Musings from the ever-changing, ever-amazing and occasionally ever-baffling Fort McMurray, Alberta.

Friday, December 13, 2013

The Pledge to End Driver Failure

I hate writing these posts. I hate writing them at any time of the year, but during this month, so close to Christmas, I hate it even more. And yet I feel compelled to write them, because this is an ongoing dialogue, and a conversation we need to continue to have. I wish we didn't need to bring it up again, to re-open old wounds - but we do, and while I don't mean to harp on the subject I think we need to keep the discussion going - because it may save lives.

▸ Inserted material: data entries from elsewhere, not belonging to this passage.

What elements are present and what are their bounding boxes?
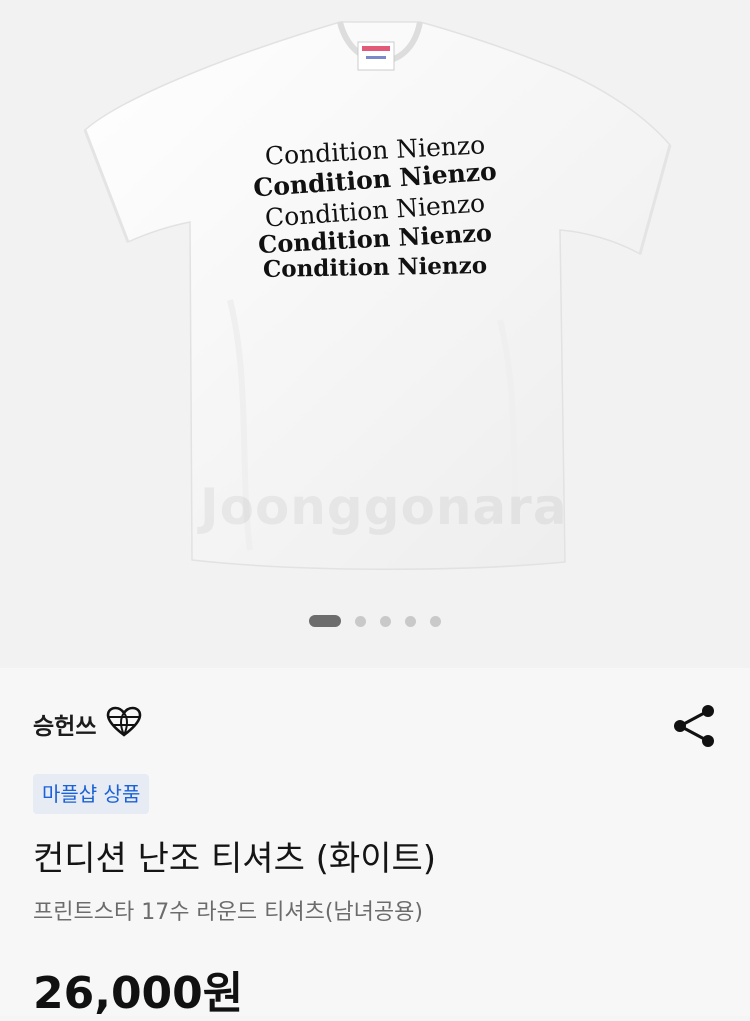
product-image-area[interactable]: Condition Nienzo Condition Nienzo Condit… xyxy=(0,0,750,668)
marpple-shop-badge: 마플샵 상품 xyxy=(33,774,150,814)
product-photo: Condition Nienzo Condition Nienzo Condit… xyxy=(0,0,750,600)
product-subtitle: 프린트스타 17수 라운드 티셔츠(남녀공용) xyxy=(33,900,423,925)
share-icon xyxy=(674,705,714,747)
watermark: Joonggonara xyxy=(200,478,568,536)
product-price: 26,000원 xyxy=(33,968,244,1019)
carousel-dot[interactable] xyxy=(380,615,391,627)
carousel-dot[interactable] xyxy=(430,615,441,627)
seller-row[interactable]: 승헌쓰 xyxy=(33,706,142,742)
shirt-print-line: Condition Nienzo xyxy=(262,252,488,283)
carousel-dot[interactable] xyxy=(355,615,366,627)
carousel-indicator xyxy=(0,614,750,628)
carousel-dot-active[interactable] xyxy=(309,615,341,627)
product-title: 컨디션 난조 티셔츠 (화이트) xyxy=(33,839,437,879)
heart-globe-icon xyxy=(106,706,142,742)
seller-name[interactable]: 승헌쓰 xyxy=(33,707,96,741)
share-button[interactable] xyxy=(668,702,720,750)
product-info: 승헌쓰 마플샵 상품 컨디션 난조 티셔츠 (화이트) 프린트스타 17수 라운… xyxy=(0,668,750,1019)
carousel-dot[interactable] xyxy=(405,615,416,627)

Once again we have seen lives lost on Highway 63. I don't know the details of the incident, and nor do I pretend to. Perhaps it was weather related, or some odd set of circumstances. Or perhaps it was, as it is in the majority of cases, driver error - or, as I prefer to call it these days, driver failure.

You see sometimes the weather fails us, and we have these incidents. Sometimes our vehicles fail us, and we have these incidents. And sometimes even our own bodies fail us, and we have these incidents (as I do know of cases where someone has suffered cardiac arrest behind the wheel, and a subsequent collision). All too often, though, we are the failure. All too often it is us.

I am beyond happy that twinning progress is going well on Highway 63. I have always said, though, that there will continue to be deaths even after twinning is completed if we don't have an honest, frank, and perhaps brutal conversation about why and how these collisions occur. If we don't acknowledge our own role then we will continue to see carnage on the roads, and it will take the lives of those we love - or even our own.

The reality is this: We are our own worst enemy. We drive too fast, or we drive while intoxicated. We drive while we are exhausted, or we drive when we are stressed. We fail to follow the rules of the road. We take risks. We ignore the weather and drive as if the roads were clear and dry when they are a sheet of ice. We get frustrated and we try to pass five vehicles at once. We fail ourselves, and on occasion we fail others. And sometimes we, or they, pay the ultimate price.

Recently I signed a pledge. It is one I have signed many times in my head, but this time I did it consciously and online. I made a commitment to you, and to myself. I made a commitment to contribute to a safer Highway 63 and 881, except that I consider this pledge binding whenever I step into my vehicle and turn the key. And there is another reason I signed this pledge.

Because I am going to have the Intrepid Junior Blogger sign it, too.

The IJB turned fourteen this year. One of the first things she asked for was her driver's education study booklet, and that booklet has been her constant companion ever since. She has been studiously preparing for her written test so she can get her learner's license. She has expressed some trepidation about this, a fear about learning to drive, and we talk a great deal about safety and the roads and if it is easy or hard to drive. And while she might be a little anxious about the entire thing I must admit that I am terrified, because one day soon the person most precious in the world to me will be behind the wheel of thousands of pounds of steel. She will be a driver. She will be out there on the roads - and I don't want her to fail.

You see when you are on the road you aren't just responsible for yourself. You are responsible for your passengers. You are responsible for me. And you are responsible for my daughter, a young woman just beginning her journey of driving - and life. You have her life in your hands, just as yours will one day be in hers. I expect you to hold it carefully, because I have pledged to hold carefully that of yours, and your family. I encourage you to take the pledge too, but I ask you to do more than that. I ask you to not fail. Don't fail your community, your family, or yourself. Drive safe. Drive with intention. And drive knowing that you carry on your shoulders the weight of all who share the road with you. It is a big responsibility, I know - and it is one where failure leads us all down a very dark path.

Sign the pledge. Think about what it means. And then talk about it with your friends, and your family, and your children who are drivers, or about to be. Tonight I will be doing exactly that with the IJB, and she will take a pledge to protect your life. I don't think it's too much to ask for you to do the same for her, do you?